Is the Army going back to Battle Rifles?

While initial media briefs on the systems set to replace the M4 Carbine and M249 SAW on the Army’s frontlines held back some details, the specs are now public. 

The largest and most sweeping small arms program developed by the U.S. military since the 1950s, the Next Generation Squad Weapon initiative recently picked Sig Sauer to provide the XM5 rifle and XM250 light machine gun to replace the M4 and M249, respectively. Both weapons use Sig’s in-house developed SLX suppressor system and 6.8x51mm cartridge– sold on the consumer market as the .277 Sig Fury. Meanwhile, the platforms will use an integrated optics system developed for the purpose by Vortex. 

A briefing by the Army last month immediately after the announcement that Sig was the tentative winner to supply the XM5 and XM250 was fuzzy when it came to weights and dimensions. 

“So, I — so the weights are — I’ll give a comparison to the M4 and the 249 in general weight difference,” said Col. Scott Madore, PM Soldier Lethality when asked. “So, the rifle — the Next-Gen Squad Weapon rifle is about two pounds over the M4. Now the automatic rifle is actually four pounds less than the current M249 squad automatic weapon.”

Now the Army has released the figures, with the XM5 listed as 8.38 pounds, and 9.84 with its suppressor attached. The overall length, with the suppressor attached, is 36 inches with the side-folding stock extended and the standard 15.3-inch barrel. By comparison, the service lists the weight of the M4A1, complete with backup iron sight, sling, adapter rail system, and an empty magazine, as 7.74 pounds. The length of the M4A1 with its stock extended and without a suppressor is 33.82 inches. 

The NGSW-R, the XM5 rifle, is Sig Sauer’s MCX Spear. Using a 20-round magazine, it is chambered in a new 6.8×51 caliber. (Photo: Chris Eger/Guns.com)

Like the combat load of the XM5 compared to the M4, the XM250 user will carry fewer rounds at a heavier weight, described as four 100-round pouches, at 27.1 pounds. The M249 light machine gun combat load, which is three 200-round pouches, weighs 20.8 pounds.

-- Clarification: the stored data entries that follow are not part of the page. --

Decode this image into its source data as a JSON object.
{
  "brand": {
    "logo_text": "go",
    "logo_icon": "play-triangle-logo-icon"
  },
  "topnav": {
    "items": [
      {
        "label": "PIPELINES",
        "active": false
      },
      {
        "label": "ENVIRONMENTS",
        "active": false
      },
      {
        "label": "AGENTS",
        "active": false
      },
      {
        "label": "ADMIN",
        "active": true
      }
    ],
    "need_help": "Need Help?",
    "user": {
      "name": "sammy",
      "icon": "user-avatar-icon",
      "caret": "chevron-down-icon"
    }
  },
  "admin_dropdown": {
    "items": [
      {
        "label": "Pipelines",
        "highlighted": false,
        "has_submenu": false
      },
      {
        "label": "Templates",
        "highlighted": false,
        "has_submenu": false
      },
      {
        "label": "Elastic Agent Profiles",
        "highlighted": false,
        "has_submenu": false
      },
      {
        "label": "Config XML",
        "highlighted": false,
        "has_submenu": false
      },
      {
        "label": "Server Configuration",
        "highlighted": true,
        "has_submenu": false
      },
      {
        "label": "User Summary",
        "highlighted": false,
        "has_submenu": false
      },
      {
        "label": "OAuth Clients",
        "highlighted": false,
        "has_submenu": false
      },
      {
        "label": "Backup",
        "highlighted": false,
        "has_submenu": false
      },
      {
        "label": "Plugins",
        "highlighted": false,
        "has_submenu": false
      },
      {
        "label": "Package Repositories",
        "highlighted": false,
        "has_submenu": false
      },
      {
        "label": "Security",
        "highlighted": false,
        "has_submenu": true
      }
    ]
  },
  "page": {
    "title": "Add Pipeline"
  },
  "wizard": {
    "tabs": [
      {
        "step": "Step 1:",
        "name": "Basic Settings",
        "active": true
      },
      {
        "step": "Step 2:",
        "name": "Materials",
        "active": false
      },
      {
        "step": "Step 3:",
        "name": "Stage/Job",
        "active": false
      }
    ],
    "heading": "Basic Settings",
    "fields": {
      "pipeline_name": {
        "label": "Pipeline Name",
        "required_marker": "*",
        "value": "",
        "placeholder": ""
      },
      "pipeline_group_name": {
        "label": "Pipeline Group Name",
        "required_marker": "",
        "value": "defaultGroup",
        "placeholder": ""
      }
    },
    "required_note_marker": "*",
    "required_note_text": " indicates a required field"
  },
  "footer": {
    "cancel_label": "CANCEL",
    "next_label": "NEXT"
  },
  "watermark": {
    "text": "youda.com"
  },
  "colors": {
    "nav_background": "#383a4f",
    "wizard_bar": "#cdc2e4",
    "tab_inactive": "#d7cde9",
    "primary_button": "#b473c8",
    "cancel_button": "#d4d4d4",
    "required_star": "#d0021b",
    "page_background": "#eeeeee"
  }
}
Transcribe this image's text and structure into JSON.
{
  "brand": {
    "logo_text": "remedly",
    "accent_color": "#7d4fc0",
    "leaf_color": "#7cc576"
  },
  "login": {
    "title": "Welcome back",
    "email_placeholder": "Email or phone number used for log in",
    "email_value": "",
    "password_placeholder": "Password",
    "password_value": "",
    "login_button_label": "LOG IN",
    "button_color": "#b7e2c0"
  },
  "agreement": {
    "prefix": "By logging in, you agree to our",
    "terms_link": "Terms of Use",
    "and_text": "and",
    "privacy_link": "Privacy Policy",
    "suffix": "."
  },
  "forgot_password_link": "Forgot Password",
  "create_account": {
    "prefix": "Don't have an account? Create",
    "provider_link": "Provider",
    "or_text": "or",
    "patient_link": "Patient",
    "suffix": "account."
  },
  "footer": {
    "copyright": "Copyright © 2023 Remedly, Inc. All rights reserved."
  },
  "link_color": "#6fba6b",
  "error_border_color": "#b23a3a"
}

The XM250, Sig Sauer’s light machine gun, is the tentative NGSW-AR winner. Like the XM5, it is chambered in 6.8x51mm. It is expected to replace the M249 SAW in front-line service with the U.S. Army. (Photo: Chris Eger/Guns.com)

Is the juice worth the squeeze? The Army thinks so, saying the benchmark for the 6.8 cartridge was that it weigh less per round than the 7.62 NATO.

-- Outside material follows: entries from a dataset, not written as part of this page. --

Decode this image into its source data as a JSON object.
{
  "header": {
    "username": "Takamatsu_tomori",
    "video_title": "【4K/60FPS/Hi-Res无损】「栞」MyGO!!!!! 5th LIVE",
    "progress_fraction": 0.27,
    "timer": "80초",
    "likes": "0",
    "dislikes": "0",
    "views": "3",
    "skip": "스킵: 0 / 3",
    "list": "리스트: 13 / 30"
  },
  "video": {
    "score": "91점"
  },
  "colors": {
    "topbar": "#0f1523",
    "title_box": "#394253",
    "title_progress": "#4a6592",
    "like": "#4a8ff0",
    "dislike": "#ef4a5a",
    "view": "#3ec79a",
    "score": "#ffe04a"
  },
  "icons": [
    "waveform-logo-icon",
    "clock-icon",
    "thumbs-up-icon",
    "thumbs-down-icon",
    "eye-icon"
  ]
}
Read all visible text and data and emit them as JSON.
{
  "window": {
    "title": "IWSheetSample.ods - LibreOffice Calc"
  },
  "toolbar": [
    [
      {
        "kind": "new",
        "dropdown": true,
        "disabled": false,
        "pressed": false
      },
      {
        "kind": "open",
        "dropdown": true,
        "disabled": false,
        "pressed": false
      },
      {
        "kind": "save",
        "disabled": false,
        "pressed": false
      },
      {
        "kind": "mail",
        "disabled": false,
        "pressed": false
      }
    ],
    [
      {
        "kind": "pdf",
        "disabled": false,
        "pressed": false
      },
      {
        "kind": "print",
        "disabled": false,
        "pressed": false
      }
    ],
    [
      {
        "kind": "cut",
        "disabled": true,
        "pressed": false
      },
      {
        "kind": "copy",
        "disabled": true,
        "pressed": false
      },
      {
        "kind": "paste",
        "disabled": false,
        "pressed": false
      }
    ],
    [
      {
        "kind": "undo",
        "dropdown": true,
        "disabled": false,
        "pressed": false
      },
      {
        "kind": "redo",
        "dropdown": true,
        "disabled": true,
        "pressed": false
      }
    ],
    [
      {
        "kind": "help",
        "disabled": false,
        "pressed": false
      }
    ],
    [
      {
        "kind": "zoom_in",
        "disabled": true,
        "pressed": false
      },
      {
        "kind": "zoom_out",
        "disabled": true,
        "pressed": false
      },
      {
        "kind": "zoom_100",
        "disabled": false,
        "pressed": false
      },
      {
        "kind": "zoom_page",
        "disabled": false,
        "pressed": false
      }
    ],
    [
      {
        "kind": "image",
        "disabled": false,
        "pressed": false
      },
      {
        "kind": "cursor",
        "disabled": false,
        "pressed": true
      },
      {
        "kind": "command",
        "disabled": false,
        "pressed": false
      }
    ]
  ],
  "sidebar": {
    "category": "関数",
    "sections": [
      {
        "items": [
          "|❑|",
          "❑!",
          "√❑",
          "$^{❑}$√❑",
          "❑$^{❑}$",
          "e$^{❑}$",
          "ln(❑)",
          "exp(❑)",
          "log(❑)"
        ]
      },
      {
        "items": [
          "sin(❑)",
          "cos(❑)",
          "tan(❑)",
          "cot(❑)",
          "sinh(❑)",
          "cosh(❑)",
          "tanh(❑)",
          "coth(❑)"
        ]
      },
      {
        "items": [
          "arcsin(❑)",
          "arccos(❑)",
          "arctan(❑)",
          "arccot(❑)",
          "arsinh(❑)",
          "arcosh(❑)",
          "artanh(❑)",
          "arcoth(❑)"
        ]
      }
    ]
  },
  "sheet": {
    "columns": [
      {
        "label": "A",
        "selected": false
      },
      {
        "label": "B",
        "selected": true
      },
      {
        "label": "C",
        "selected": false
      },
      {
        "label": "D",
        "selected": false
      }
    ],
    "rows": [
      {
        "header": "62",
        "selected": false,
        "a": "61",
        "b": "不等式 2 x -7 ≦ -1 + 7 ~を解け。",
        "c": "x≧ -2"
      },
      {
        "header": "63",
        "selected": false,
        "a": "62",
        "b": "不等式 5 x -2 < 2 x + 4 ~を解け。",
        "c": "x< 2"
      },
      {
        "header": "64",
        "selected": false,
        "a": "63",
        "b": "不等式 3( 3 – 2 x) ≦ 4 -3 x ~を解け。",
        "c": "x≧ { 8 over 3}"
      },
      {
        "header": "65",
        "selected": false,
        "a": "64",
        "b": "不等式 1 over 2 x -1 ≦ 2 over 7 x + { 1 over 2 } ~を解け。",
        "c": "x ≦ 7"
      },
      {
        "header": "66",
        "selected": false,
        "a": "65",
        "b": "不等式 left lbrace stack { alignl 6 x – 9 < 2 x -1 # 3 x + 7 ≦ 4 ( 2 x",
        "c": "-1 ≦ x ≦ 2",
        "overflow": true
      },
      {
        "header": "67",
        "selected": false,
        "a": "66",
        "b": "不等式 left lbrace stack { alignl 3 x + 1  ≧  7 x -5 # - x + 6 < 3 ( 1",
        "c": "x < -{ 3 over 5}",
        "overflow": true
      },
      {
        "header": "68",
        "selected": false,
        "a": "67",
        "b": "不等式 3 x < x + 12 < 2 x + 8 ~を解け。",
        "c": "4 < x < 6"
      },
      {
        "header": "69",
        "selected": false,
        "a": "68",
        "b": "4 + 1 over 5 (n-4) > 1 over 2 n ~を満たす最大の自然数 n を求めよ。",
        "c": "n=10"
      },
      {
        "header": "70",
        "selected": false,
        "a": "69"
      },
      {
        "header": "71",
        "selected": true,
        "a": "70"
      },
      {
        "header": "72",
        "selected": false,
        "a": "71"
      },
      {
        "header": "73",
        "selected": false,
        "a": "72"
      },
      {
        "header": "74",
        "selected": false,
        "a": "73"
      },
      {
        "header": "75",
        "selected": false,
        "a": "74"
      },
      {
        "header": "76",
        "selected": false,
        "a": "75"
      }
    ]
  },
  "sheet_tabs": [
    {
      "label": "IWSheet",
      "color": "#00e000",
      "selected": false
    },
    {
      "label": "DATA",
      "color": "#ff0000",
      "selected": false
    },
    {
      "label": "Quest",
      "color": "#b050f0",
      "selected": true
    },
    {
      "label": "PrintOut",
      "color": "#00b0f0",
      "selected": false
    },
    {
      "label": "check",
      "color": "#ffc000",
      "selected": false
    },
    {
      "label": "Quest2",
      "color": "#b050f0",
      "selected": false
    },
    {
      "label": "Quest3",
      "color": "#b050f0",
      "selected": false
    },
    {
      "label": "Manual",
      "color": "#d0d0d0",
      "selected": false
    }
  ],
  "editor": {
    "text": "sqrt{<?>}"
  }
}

With that in mind, in a very real sense, comparing the XM5/XM250 to the M4/M249 is an apple to oranges situation, and it may be more appropriate to journey back to about 1965 and compare the new guns to the M14 battle rifle and M60 machine gun, both of which were in 7.62. 

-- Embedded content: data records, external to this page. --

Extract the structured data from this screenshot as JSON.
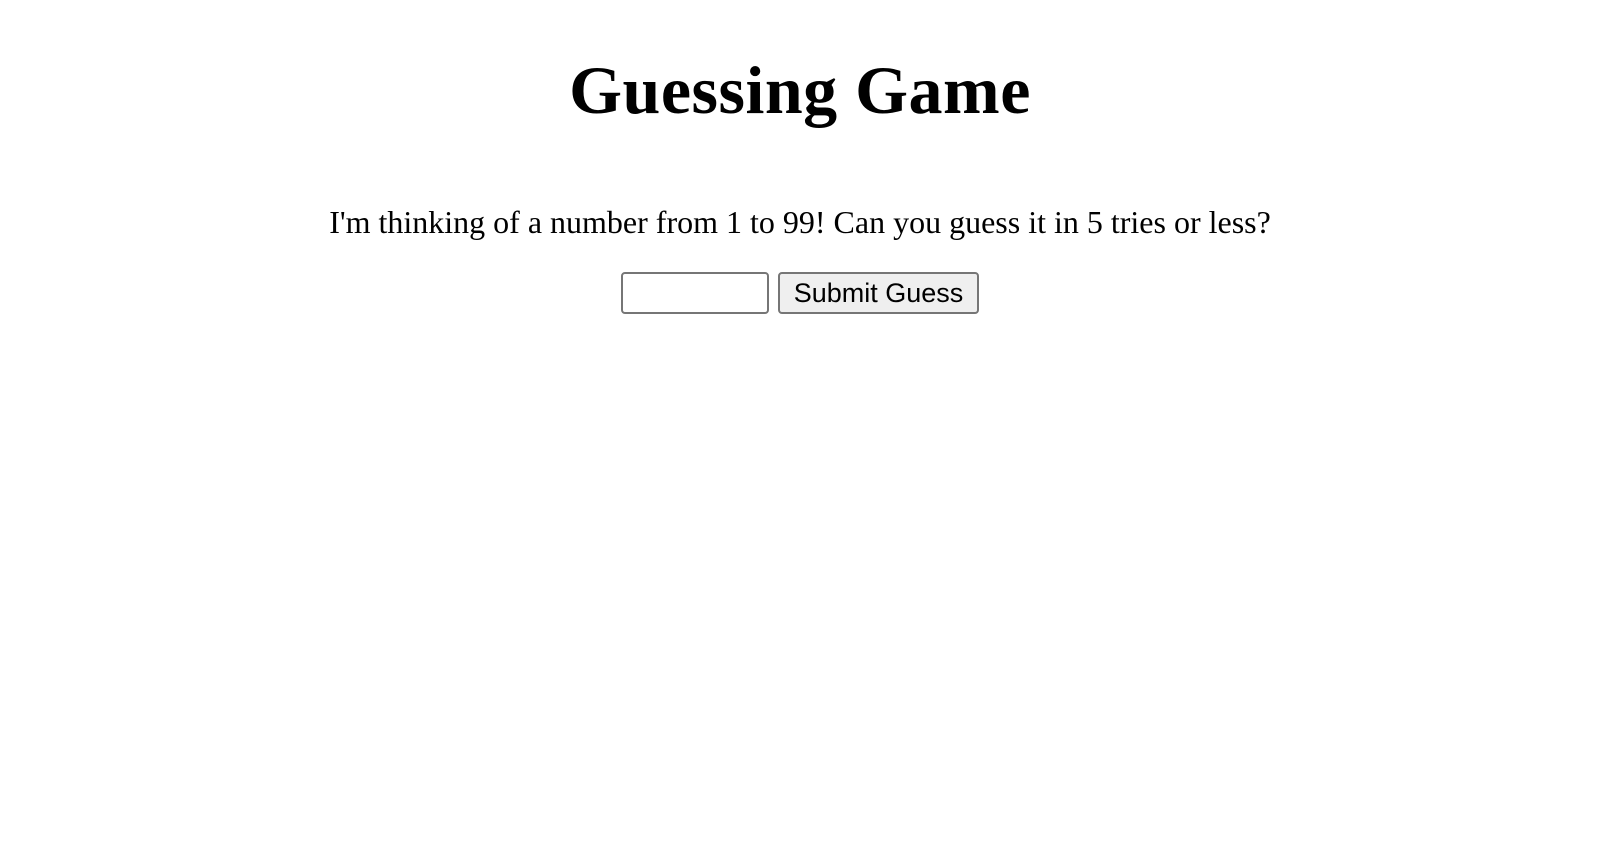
{
  "title": "Guessing Game",
  "instructions": "I'm thinking of a number from 1 to 99! Can you guess it in 5 tries or less?",
  "form": {
    "guess_value": "",
    "guess_placeholder": "",
    "submit_label": "Submit Guess"
  }
}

The basic wood-stocked M14 hit the scales at 9 pounds empty and was, initially, carried with five 20-round magazines, later increased to seven mags. A 140-round combat load of 7.62 carried in seven steel M14 mags is 11.2 pounds, or about 1.5 pounds less than the same quantity of 6.8 as carried with the XM5.

A demo of the then-new M14 at Fort Dix in June 1959. Similar in size to the M1 Garand, with 29 of 116 parts interchangeable with that .30-06 semi-automatic rifle, the M14 was select-fire and had a larger, 20-round magazine. (Photo: Springfield Armory National Historic Site)

The M60, which was often derided as “The Pig” due to its weight, took cues from the German MG42 machine gun and, even with the use of early plastics in its furniture, weighed 23 pounds when introduced, although this was later whittled down to a more carry-friendly 18.5 pounds, both figures significantly heavier than the XM250. 

A demo of the then-new M60 before troops. The 23-pound 7.62 NATO belt-fed machine gun replaced the awkward M1919A6 and was considered much lighter than the latter 32-pound weapon, so much so that it was demonstrated firing one-handed overhead. (Photo: Springfield Armory National Historic Site)

As noted by the Army, “The 6.8 mm has proven to outperform most modern 5.56mm and 7.62mm ammunition against a full array of targets.”